Untuk dapat memahami struktur serta hubungannya diperlukan pengajaran tentang
konsep-konsep yang terdapat di dalam matematika. Hal itu berarti bahwa pelajaran
matematika adalah belajar konsep dan struktur yang terdapat dalam bahan-bahan
yang sedang dipelajari, serta mencari hubungan di antara konsep dan struktur
tersebut.
2.1.2 Pengertian Belajar
Belajar merupakan tindakan dan perilaku siswa yang kompleks, sebagai
tindakan maka belajar hanya dialami oleh siswa sendiri. Siswa adalah penentu
terjadinya proses belajar.
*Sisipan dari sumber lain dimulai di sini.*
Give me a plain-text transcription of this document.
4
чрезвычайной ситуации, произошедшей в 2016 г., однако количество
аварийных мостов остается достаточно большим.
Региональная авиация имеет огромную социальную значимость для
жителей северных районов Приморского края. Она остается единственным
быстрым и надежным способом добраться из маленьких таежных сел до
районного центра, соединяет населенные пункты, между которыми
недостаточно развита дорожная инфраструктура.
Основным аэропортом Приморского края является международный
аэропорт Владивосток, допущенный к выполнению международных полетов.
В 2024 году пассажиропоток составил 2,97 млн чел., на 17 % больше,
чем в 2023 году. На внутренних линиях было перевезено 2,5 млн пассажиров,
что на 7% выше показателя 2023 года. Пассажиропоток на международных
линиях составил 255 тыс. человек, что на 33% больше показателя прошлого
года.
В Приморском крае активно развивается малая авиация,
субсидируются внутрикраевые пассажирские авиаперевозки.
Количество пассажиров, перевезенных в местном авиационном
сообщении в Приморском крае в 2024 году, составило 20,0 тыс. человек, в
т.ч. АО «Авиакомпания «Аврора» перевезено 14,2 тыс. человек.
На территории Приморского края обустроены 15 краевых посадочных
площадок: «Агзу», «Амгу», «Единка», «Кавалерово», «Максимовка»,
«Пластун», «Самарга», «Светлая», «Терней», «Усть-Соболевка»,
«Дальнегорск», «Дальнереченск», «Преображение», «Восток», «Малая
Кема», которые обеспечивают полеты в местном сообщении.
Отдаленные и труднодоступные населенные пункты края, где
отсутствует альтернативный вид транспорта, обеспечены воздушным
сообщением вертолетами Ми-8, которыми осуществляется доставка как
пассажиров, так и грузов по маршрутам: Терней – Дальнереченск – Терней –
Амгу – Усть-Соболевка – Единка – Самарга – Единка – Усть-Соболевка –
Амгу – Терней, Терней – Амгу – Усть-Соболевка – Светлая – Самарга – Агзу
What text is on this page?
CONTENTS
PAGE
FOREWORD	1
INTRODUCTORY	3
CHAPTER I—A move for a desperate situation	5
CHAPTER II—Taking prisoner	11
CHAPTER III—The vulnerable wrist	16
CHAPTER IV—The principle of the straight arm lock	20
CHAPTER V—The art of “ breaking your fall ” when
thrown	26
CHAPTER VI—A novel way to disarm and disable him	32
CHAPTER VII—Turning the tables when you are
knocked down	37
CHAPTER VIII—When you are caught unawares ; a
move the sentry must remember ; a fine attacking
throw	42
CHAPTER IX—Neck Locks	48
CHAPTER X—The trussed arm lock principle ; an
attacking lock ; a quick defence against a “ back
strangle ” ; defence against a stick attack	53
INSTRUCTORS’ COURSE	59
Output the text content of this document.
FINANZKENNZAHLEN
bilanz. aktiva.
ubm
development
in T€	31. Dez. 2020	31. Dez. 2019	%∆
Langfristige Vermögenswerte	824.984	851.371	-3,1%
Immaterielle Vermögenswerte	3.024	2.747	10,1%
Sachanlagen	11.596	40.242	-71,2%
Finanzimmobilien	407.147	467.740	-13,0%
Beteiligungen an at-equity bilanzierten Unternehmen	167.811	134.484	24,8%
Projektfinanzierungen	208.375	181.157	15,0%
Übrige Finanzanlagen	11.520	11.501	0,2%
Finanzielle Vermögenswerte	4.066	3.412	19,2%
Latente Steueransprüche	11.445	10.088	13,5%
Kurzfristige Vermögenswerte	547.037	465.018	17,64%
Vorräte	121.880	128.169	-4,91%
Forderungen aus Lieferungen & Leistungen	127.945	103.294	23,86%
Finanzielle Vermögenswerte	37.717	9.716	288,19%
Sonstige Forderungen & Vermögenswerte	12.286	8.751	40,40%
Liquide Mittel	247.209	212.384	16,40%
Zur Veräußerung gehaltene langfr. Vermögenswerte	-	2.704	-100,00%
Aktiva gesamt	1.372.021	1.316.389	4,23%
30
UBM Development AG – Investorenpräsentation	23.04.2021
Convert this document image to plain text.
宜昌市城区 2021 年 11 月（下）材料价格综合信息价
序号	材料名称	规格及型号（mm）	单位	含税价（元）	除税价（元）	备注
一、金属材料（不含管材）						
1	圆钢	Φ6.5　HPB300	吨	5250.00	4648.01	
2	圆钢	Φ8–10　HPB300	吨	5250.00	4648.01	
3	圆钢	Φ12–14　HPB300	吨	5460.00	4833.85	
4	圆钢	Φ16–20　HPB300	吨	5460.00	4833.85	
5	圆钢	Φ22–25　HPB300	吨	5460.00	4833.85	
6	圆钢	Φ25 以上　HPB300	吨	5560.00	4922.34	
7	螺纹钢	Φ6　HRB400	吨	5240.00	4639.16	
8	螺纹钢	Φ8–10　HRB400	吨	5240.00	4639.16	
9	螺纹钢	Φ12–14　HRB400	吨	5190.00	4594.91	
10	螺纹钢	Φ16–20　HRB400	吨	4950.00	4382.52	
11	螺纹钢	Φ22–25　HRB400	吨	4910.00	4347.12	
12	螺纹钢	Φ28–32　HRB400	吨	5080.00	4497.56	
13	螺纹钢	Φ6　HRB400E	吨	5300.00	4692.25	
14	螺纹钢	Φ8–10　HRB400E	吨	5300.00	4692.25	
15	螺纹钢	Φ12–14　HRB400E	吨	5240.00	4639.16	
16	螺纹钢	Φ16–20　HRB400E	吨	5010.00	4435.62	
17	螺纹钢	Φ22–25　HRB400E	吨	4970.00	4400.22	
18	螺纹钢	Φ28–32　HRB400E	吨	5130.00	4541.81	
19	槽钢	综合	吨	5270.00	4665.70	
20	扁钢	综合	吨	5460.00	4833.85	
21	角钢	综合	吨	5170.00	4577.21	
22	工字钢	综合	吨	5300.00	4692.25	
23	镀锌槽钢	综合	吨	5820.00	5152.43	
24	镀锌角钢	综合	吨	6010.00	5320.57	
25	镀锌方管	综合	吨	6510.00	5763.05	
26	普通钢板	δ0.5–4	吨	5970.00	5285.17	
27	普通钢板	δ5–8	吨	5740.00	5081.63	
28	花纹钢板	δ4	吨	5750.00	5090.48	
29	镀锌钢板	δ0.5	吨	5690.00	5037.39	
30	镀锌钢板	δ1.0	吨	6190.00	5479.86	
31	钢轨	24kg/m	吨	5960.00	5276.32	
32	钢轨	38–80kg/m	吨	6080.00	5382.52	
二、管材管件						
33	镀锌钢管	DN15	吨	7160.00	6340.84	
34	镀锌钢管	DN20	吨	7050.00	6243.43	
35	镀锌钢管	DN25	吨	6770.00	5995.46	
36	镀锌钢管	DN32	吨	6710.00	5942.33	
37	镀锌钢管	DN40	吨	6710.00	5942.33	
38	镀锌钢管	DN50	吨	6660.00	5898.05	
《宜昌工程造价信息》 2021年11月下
Proses belajar terjadi berkat siswa memperoleh sesuatu
yang ada di lingkungan.
Ngalim Purwanto (1998:84) berpendapat bahwa belajar merupakan perubahan
yang terjadi melalui latihan atau pengalaman dalam arti perubahan yang disebabkan
oleh pertumbuhan atau kematangan tidak dianggap sebagai hasil belajar, seperti
perubahan-perubahan yang terjadi pada diri seorang bayi, sehingga belajar dapat
diartikan sebagai perubahan tingkah laku menjadi lebih baik dengan latihan atau
pengalaman yang dipengaruhi oleh keadaan internal dan lingkungan yang
menghasilkan suatu hasil belajar ataupun kemandirian diri.
Belajar dapat diartikan sebagai perubahan tingkah laku pada individu berkat
adanya interaksi antara individu dengan individu yang lain dan individu dengan
lingkungannya sehingga mereka mampu berinteraksi dengan lingkungannya (Uzer
Usman, 1993:5).
Sedangkan belajar menurut Gagne merupakan interaksi antara keadaan
internal dan proses kognitif siswa dengan “stimulus dengan lingkungan”. Proses
kognitif tersebut terdiri dari informasi verbal, keterampilan, intelektual, keterampilan
motorik, sikap dan siasat kognitif (Dimyati dan Mudjiono, 2002:3).
2.1.3 Hasil Belajar
Leo Sutrisno (2008:25) mengemukakan “hasil belajar” merupakan gambaran
tingkat penguasaan siswa terhadap sasaran belajar pada topik bahasan yang
7
dieksperimenkan, yang diukur dengan berdasarkan jumlah skor jawaban benar pada
soal yang disusun sesuai dengan sasaran belajar.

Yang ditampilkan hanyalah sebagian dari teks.